7. If a blog is set to auto-post to LinkedIn, making sure the article is appropriate for the audience.  Recipes and articles on parenting are generally no-nos, but articles on drafting a resume or tips on dressing for success are typically better received.

8. Being timely with posts.  According to LinkedIn, weekdays during business hours are the best time to post.  (Specifically, Tuesdays, 10 a.m. – 11 a.m.)

9. Leaving issues like politics, religion, race, sexual orientation, etc., off of LinkedIn.  That is what Facebook or Twitter is for.  Discussion of current events are at one’s discretion.

10. Upon receiving an endorsement, returning the favor or sending a thank you note via private message.  Always acknowledge an endorsement.  Follow the rule of reciprocity, but be sincere.  (Don’t endorse just to get an endorsement.  Also, always respond to comments, and seek to read what they have written and comment on theirs, as well.  This is one of the easiest ways to build a connection.

11. Always screening one’s profile before adding as a connection, as it is much more awkward to accept, and then reject, than to never accept at all.

12. If planning on meeting a connection in person, always meeting during the daylight hours in a very public place.

13. If selling make-up or insurance, not pitching the product or service except through one’s feed (a.k.a. “soft-selling”).  Do NOT sell via Private Message, and do NOT cobble together connections simply for the sake of selling them something.

14. Never using profanity anywhere, and, if disagreeing, always doing so tactfully by backing up a comment with a fact or personal experience.  Never get combative, and keep in mind that letting someone have the last word is not an acknowledgement of being wrong.

15. Scrolling past things one doesn’t like.  It’s not worth the argument.  If the person is inappropriate, it is entirely appropriate to quietly remove the bad connection.

16. Focus on skill sets, and not just previous employers.  Skills are portable, companies, not necessarily.  Be sure to add any certifications, publications, or volunteer experience.  The more one know, the more valuable they are to a future employer.

17. As for resume references, leave them “upon request”, because it is discourteous to publish one’s friend or colleague’s phone number on the Internet.

18. Join groups and follow companies of interest.  Everyone are in the business of selling, even if it’s only themselves.  After all, that’s what candidates do at job interviews.
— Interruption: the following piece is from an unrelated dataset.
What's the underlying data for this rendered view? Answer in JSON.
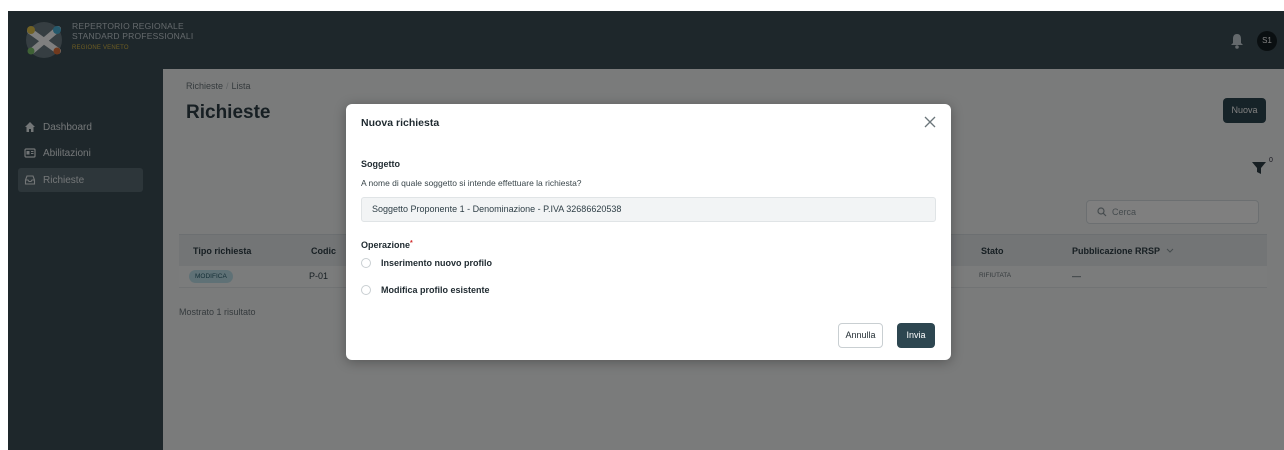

19. Frequency matters.  Hiring managers are 10 times more likely to look at a profile from which something is posted weekly.  Also, 10 minutes a day on LinkedIn is better than 70 minutes in one day.  (Just like every day physical activity is better than one big workout.)

20. Article posters should write what they know.  If too much research is involved, they are probably not the one to write it.  Use links (when applicable), images, and tags in posts—the image brings a post to life (i.e. pulls in some eyeballs), and the tags help people find the post.  Don’t click-bait people with headlines, and don’t post an article that is nothing more than a link to a personal blog.  Just like on the telephone, people do not like being re-directed; doing this comes across as simply someone trying to drive traffic to their site.  Simply post the entire article on LinkedIn, as one would on their blog.  Posters can always add their blog address in a brief bio at the end of the article.  Also, focus more on being interesting rather than trying to “show-off” (i.e. using complicated jargon).  Posts should be no more than 600 words, which is recommended for blogs.  Listicles are also preferred over long paragraphs.  People like their information like they like their cake—bite-sized and easy to digest.

Think of LinkedIn as a formal cocktail party.  Act like a guest who wants to be invited back.  Generally, whatever is acceptable “watercooler talk” is acceptable on LinkedIn.  Though only 13% of Millennials use the social network, 98% of recruiters and 85% of hiring managers use it to find candidates.  Finding a job, or even getting an interview isn’t just about resumes anymore, but also relationships, and LinkedIn is the web that connects these two worlds.  Use it.  It’s free.